One way to satisfy the requirement that users cannot modify or extend instances of your data structure is to explicitly set the __slots__
attribute to a tuple containing only those attributes that you require for your implementation.
class route():
__slots__ = ("es")
def __init__(self, edges):
self.es = edges
It is now not possible to create new attributes for any route
instance.
try:
route_example = route([(0,1), (1,2)])
route_example.duration = 123
except Exception as e:
print(e)
Another option is to provide a definition for __setattr__
that raises an exception, ensuring that it is not possible to add new attributes or to assign new values to an existing attribute.
This article provides an overview of the distinction between mutable and immutable data structures in Python, why the distinction exists, and guidance on what options are available to a programmer when they are implementing an application-specific immutable data structure.
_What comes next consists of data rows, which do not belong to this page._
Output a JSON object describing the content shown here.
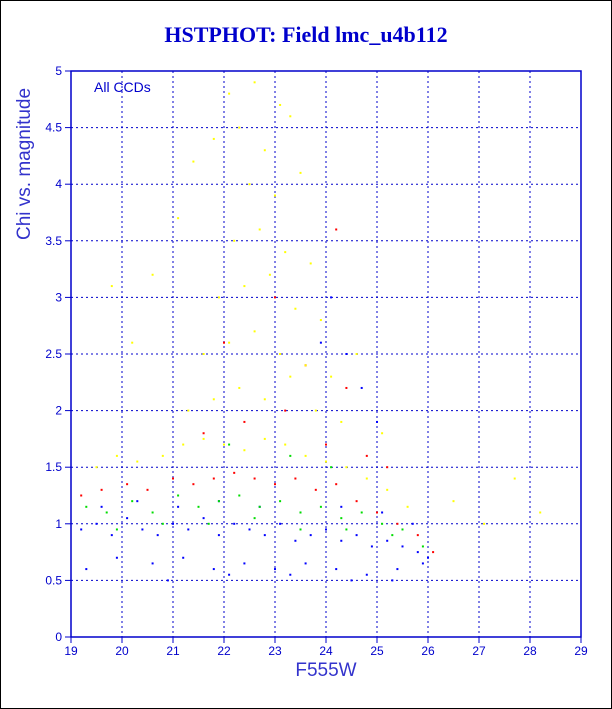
{
  "chart_data": {
    "type": "scatter",
    "title": "HSTPHOT: Field lmc_u4b112",
    "xlabel": "F555W",
    "ylabel": "Chi vs. magnitude",
    "annotation": "All CCDs",
    "xlim": [
      19,
      29
    ],
    "ylim": [
      0,
      5
    ],
    "xticks": [
      "19",
      "20",
      "21",
      "22",
      "23",
      "24",
      "25",
      "26",
      "27",
      "28",
      "29"
    ],
    "yticks": [
      "0",
      "0.5",
      "1",
      "1.5",
      "2",
      "2.5",
      "3",
      "3.5",
      "4",
      "4.5",
      "5"
    ],
    "grid": true,
    "series": [
      {
        "color": "#0000ff",
        "x": [
          19.2,
          19.5,
          19.8,
          20.1,
          20.4,
          20.7,
          21.0,
          21.3,
          21.6,
          21.9,
          22.2,
          22.5,
          22.8,
          23.1,
          23.4,
          23.7,
          24.0,
          24.3,
          24.6,
          24.9,
          25.2,
          25.5,
          25.8,
          26.0,
          19.3,
          19.9,
          20.6,
          21.2,
          21.8,
          22.4,
          23.0,
          23.6,
          24.2,
          24.8,
          25.4,
          25.9,
          19.6,
          20.3,
          21.1,
          21.9,
          22.7,
          23.5,
          24.3,
          25.1,
          25.7,
          20.9,
          22.1,
          23.3,
          24.5,
          25.3,
          24.1,
          24.4,
          24.7,
          23.9,
          25.0
        ],
        "y": [
          0.95,
          1.0,
          0.9,
          1.05,
          0.95,
          0.9,
          1.0,
          0.95,
          1.05,
          0.9,
          1.0,
          0.95,
          0.9,
          1.0,
          0.85,
          0.9,
          0.95,
          0.85,
          0.9,
          0.8,
          0.85,
          0.8,
          0.75,
          0.7,
          0.6,
          0.7,
          0.65,
          0.7,
          0.6,
          0.65,
          0.6,
          0.65,
          0.6,
          0.55,
          0.6,
          0.65,
          1.15,
          1.2,
          1.15,
          1.2,
          1.15,
          1.1,
          1.15,
          1.1,
          1.0,
          0.5,
          0.55,
          0.55,
          0.5,
          0.5,
          3.0,
          2.5,
          2.2,
          2.6,
          1.9
        ]
      },
      {
        "color": "#00dd00",
        "x": [
          19.3,
          19.7,
          20.2,
          20.6,
          21.1,
          21.5,
          21.9,
          22.3,
          22.7,
          23.1,
          23.5,
          23.9,
          24.3,
          24.7,
          25.1,
          25.5,
          25.9,
          19.9,
          20.8,
          21.7,
          22.6,
          23.5,
          24.4,
          25.3,
          22.1,
          23.3,
          24.1
        ],
        "y": [
          1.15,
          1.1,
          1.2,
          1.1,
          1.25,
          1.15,
          1.2,
          1.25,
          1.15,
          1.2,
          1.1,
          1.15,
          1.05,
          1.1,
          1.0,
          0.95,
          0.8,
          0.95,
          1.0,
          1.0,
          1.05,
          0.95,
          0.95,
          0.9,
          1.7,
          1.6,
          1.5
        ]
      },
      {
        "color": "#ff0000",
        "x": [
          19.2,
          19.6,
          20.1,
          20.5,
          21.0,
          21.4,
          21.8,
          22.2,
          22.6,
          23.0,
          23.4,
          23.8,
          24.2,
          24.6,
          25.0,
          25.4,
          25.8,
          26.1,
          21.6,
          22.4,
          23.2,
          24.0,
          24.8,
          22.0,
          23.6,
          24.4,
          25.2,
          23.0,
          24.2
        ],
        "y": [
          1.25,
          1.3,
          1.35,
          1.3,
          1.4,
          1.35,
          1.4,
          1.45,
          1.4,
          1.35,
          1.4,
          1.3,
          1.35,
          1.2,
          1.1,
          1.0,
          0.9,
          0.75,
          1.8,
          1.9,
          2.0,
          1.7,
          1.6,
          2.6,
          2.4,
          2.2,
          1.5,
          3.0,
          3.6
        ]
      },
      {
        "color": "#ffff00",
        "x": [
          19.5,
          19.9,
          20.3,
          20.8,
          21.2,
          21.6,
          22.0,
          22.4,
          22.8,
          23.2,
          23.6,
          24.0,
          24.4,
          24.8,
          25.2,
          25.6,
          21.3,
          21.8,
          22.3,
          22.8,
          23.3,
          23.8,
          24.3,
          21.6,
          22.1,
          22.6,
          23.1,
          23.6,
          24.1,
          21.9,
          22.4,
          22.9,
          23.4,
          23.9,
          22.2,
          22.7,
          23.2,
          23.7,
          22.5,
          23.0,
          23.5,
          21.8,
          22.3,
          22.8,
          23.3,
          22.1,
          22.6,
          23.1,
          20.6,
          21.1,
          26.5,
          27.1,
          27.7,
          28.2,
          20.2,
          19.8,
          21.4,
          25.1,
          24.6
        ],
        "y": [
          1.5,
          1.6,
          1.55,
          1.6,
          1.7,
          1.75,
          1.7,
          1.65,
          1.75,
          1.7,
          1.6,
          1.55,
          1.5,
          1.4,
          1.3,
          1.15,
          2.0,
          2.1,
          2.2,
          2.1,
          2.3,
          2.0,
          1.9,
          2.5,
          2.6,
          2.7,
          2.5,
          2.4,
          2.3,
          3.0,
          3.1,
          3.2,
          2.9,
          2.8,
          3.5,
          3.6,
          3.4,
          3.3,
          4.0,
          3.9,
          4.1,
          4.4,
          4.5,
          4.3,
          4.6,
          4.8,
          4.9,
          4.7,
          3.2,
          3.7,
          1.2,
          1.0,
          1.4,
          1.1,
          2.6,
          3.1,
          4.2,
          1.8,
          2.5
        ]
      }
    ]
  }
}
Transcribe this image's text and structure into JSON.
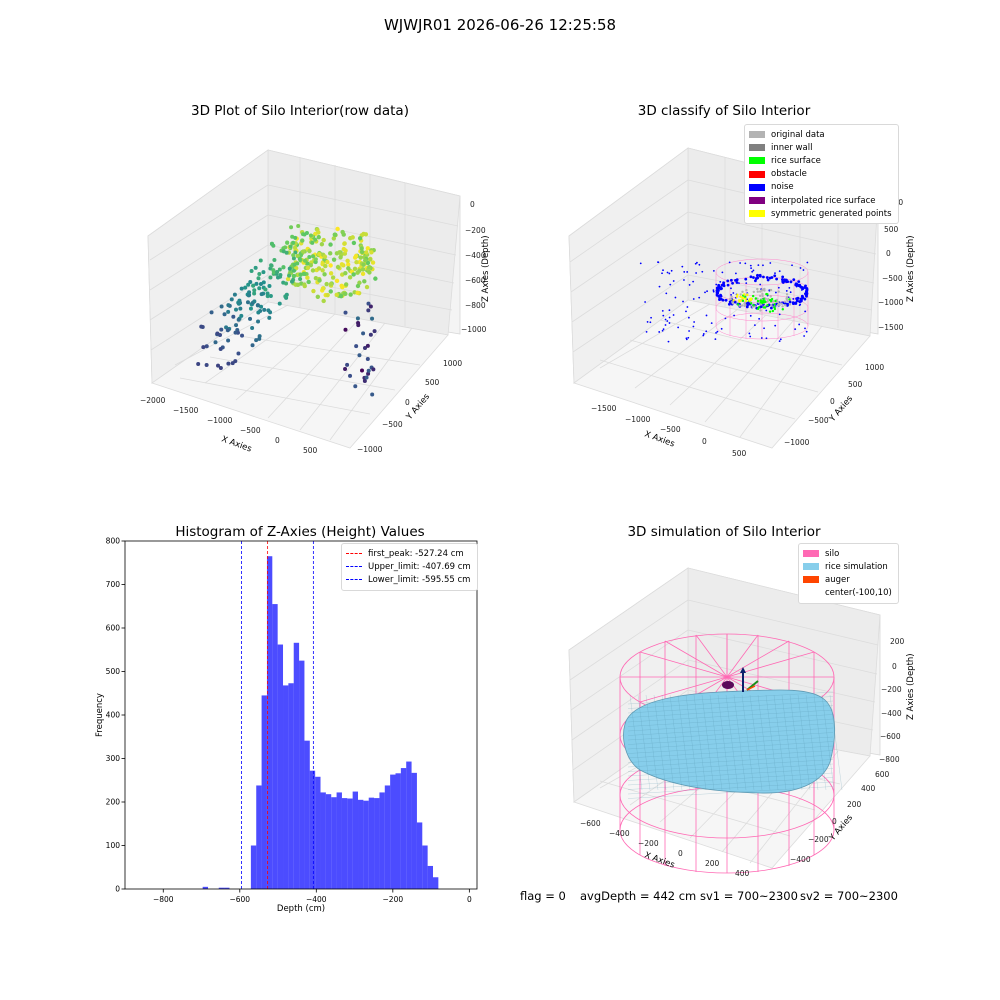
{
  "suptitle": "WJWJR01 2026-06-26 12:25:58",
  "panel1": {
    "title": "3D Plot of Silo Interior(row data)",
    "xlabel": "X Axies",
    "ylabel": "Y Axies",
    "zlabel": "Z Axies (Depth)",
    "xticks": [
      "−2000",
      "−1500",
      "−1000",
      "−500",
      "0",
      "500"
    ],
    "yticks": [
      "−1000",
      "−500",
      "0",
      "500",
      "1000"
    ],
    "zticks": [
      "0",
      "−200",
      "−400",
      "−600",
      "−800",
      "−1000"
    ]
  },
  "panel2": {
    "title": "3D classify of Silo Interior",
    "xlabel": "X Axies",
    "ylabel": "Y Axies",
    "zlabel": "Z Axies (Depth)",
    "xticks": [
      "−1500",
      "−1000",
      "−500",
      "0",
      "500"
    ],
    "yticks": [
      "−1000",
      "−500",
      "0",
      "500",
      "1000"
    ],
    "zticks": [
      "1000",
      "500",
      "0",
      "−500",
      "−1000",
      "−1500"
    ],
    "legend": [
      {
        "label": "original data",
        "color": "#b3b3b3"
      },
      {
        "label": "inner wall",
        "color": "#808080"
      },
      {
        "label": "rice surface",
        "color": "#00ff00"
      },
      {
        "label": "obstacle",
        "color": "#ff0000"
      },
      {
        "label": "noise",
        "color": "#0000ff"
      },
      {
        "label": "interpolated rice surface",
        "color": "#800080"
      },
      {
        "label": "symmetric generated points",
        "color": "#ffff00"
      }
    ]
  },
  "panel3": {
    "legend": [
      {
        "label": "first_peak: -527.24 cm",
        "color": "#ff0000"
      },
      {
        "label": "Upper_limit: -407.69 cm",
        "color": "#0000ff"
      },
      {
        "label": "Lower_limit: -595.55 cm",
        "color": "#0000ff"
      }
    ]
  },
  "panel4": {
    "title": "3D simulation of Silo Interior",
    "xlabel": "X Axies",
    "ylabel": "Y Axies",
    "zlabel": "Z Axies (Depth)",
    "xticks": [
      "−600",
      "−400",
      "−200",
      "0",
      "200",
      "400"
    ],
    "yticks": [
      "−400",
      "−200",
      "0",
      "200",
      "400",
      "600"
    ],
    "zticks": [
      "200",
      "0",
      "−200",
      "−400",
      "−600",
      "−800"
    ],
    "legend": [
      {
        "label": "silo",
        "color": "#ff69b4"
      },
      {
        "label": "rice simulation",
        "color": "#87ceeb"
      },
      {
        "label": "auger",
        "color": "#ff4500"
      },
      {
        "label": "center(-100,10)",
        "color": ""
      }
    ]
  },
  "footer": {
    "flag": "flag = 0",
    "avg": "avgDepth = 442 cm",
    "sv1": "sv1 = 700~2300",
    "sv2": "sv2 = 700~2300"
  },
  "chart_data": [
    {
      "type": "scatter",
      "title": "3D Plot of Silo Interior(row data)",
      "xlabel": "X Axies",
      "ylabel": "Y Axies",
      "zlabel": "Z Axies (Depth)",
      "xlim": [
        -2100,
        800
      ],
      "ylim": [
        -1100,
        1200
      ],
      "zlim": [
        -1100,
        0
      ]
    },
    {
      "type": "scatter",
      "title": "3D classify of Silo Interior",
      "xlabel": "X Axies",
      "ylabel": "Y Axies",
      "zlabel": "Z Axies (Depth)",
      "legend": [
        "original data",
        "inner wall",
        "rice surface",
        "obstacle",
        "noise",
        "interpolated rice surface",
        "symmetric generated points"
      ],
      "legend_position": "top-right"
    },
    {
      "type": "bar",
      "title": "Histogram of Z-Axies (Height) Values",
      "xlabel": "Depth (cm)",
      "ylabel": "Frequency",
      "xlim": [
        -900,
        20
      ],
      "ylim": [
        0,
        800
      ],
      "xticks": [
        -800,
        -600,
        -400,
        -200,
        0
      ],
      "yticks": [
        0,
        100,
        200,
        300,
        400,
        500,
        600,
        700,
        800
      ],
      "bin_width": 14,
      "bins": [
        [
          -690,
          5
        ],
        [
          -648,
          3
        ],
        [
          -634,
          3
        ],
        [
          -564,
          100
        ],
        [
          -550,
          238
        ],
        [
          -536,
          445
        ],
        [
          -522,
          765
        ],
        [
          -508,
          655
        ],
        [
          -494,
          562
        ],
        [
          -480,
          468
        ],
        [
          -466,
          473
        ],
        [
          -452,
          566
        ],
        [
          -438,
          525
        ],
        [
          -424,
          341
        ],
        [
          -410,
          272
        ],
        [
          -396,
          258
        ],
        [
          -382,
          222
        ],
        [
          -368,
          218
        ],
        [
          -354,
          211
        ],
        [
          -340,
          222
        ],
        [
          -326,
          209
        ],
        [
          -312,
          208
        ],
        [
          -298,
          224
        ],
        [
          -284,
          205
        ],
        [
          -270,
          203
        ],
        [
          -256,
          210
        ],
        [
          -242,
          209
        ],
        [
          -228,
          222
        ],
        [
          -214,
          238
        ],
        [
          -200,
          263
        ],
        [
          -186,
          266
        ],
        [
          -172,
          278
        ],
        [
          -158,
          293
        ],
        [
          -144,
          267
        ],
        [
          -130,
          153
        ],
        [
          -116,
          100
        ],
        [
          -102,
          53
        ],
        [
          -88,
          27
        ]
      ],
      "vlines": [
        {
          "label": "first_peak: -527.24 cm",
          "x": -527.24,
          "color": "#ff0000"
        },
        {
          "label": "Upper_limit: -407.69 cm",
          "x": -407.69,
          "color": "#0000ff"
        },
        {
          "label": "Lower_limit: -595.55 cm",
          "x": -595.55,
          "color": "#0000ff"
        }
      ],
      "legend_position": "top-right"
    },
    {
      "type": "scatter",
      "title": "3D simulation of Silo Interior",
      "xlabel": "X Axies",
      "ylabel": "Y Axies",
      "zlabel": "Z Axies (Depth)",
      "legend": [
        "silo",
        "rice simulation",
        "auger",
        "center(-100,10)"
      ],
      "legend_position": "top-right"
    }
  ]
}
The information about the namedtuple
factory function in the built-in collections library may be relevant to some scenarios. The third-party attrs library can help reduce the amount of boilerplate required to define new classes (even if you are not relying on inheritance) and has features that help introduce immutability. To learn more about the nuances of object and memory management within the Python interpreter, you can read about interning. Those more familiar with C may find it useful to explore the Memory Management documentation (targeting primarily at readers who are interested in implementing their own extensions to the Python interpreter).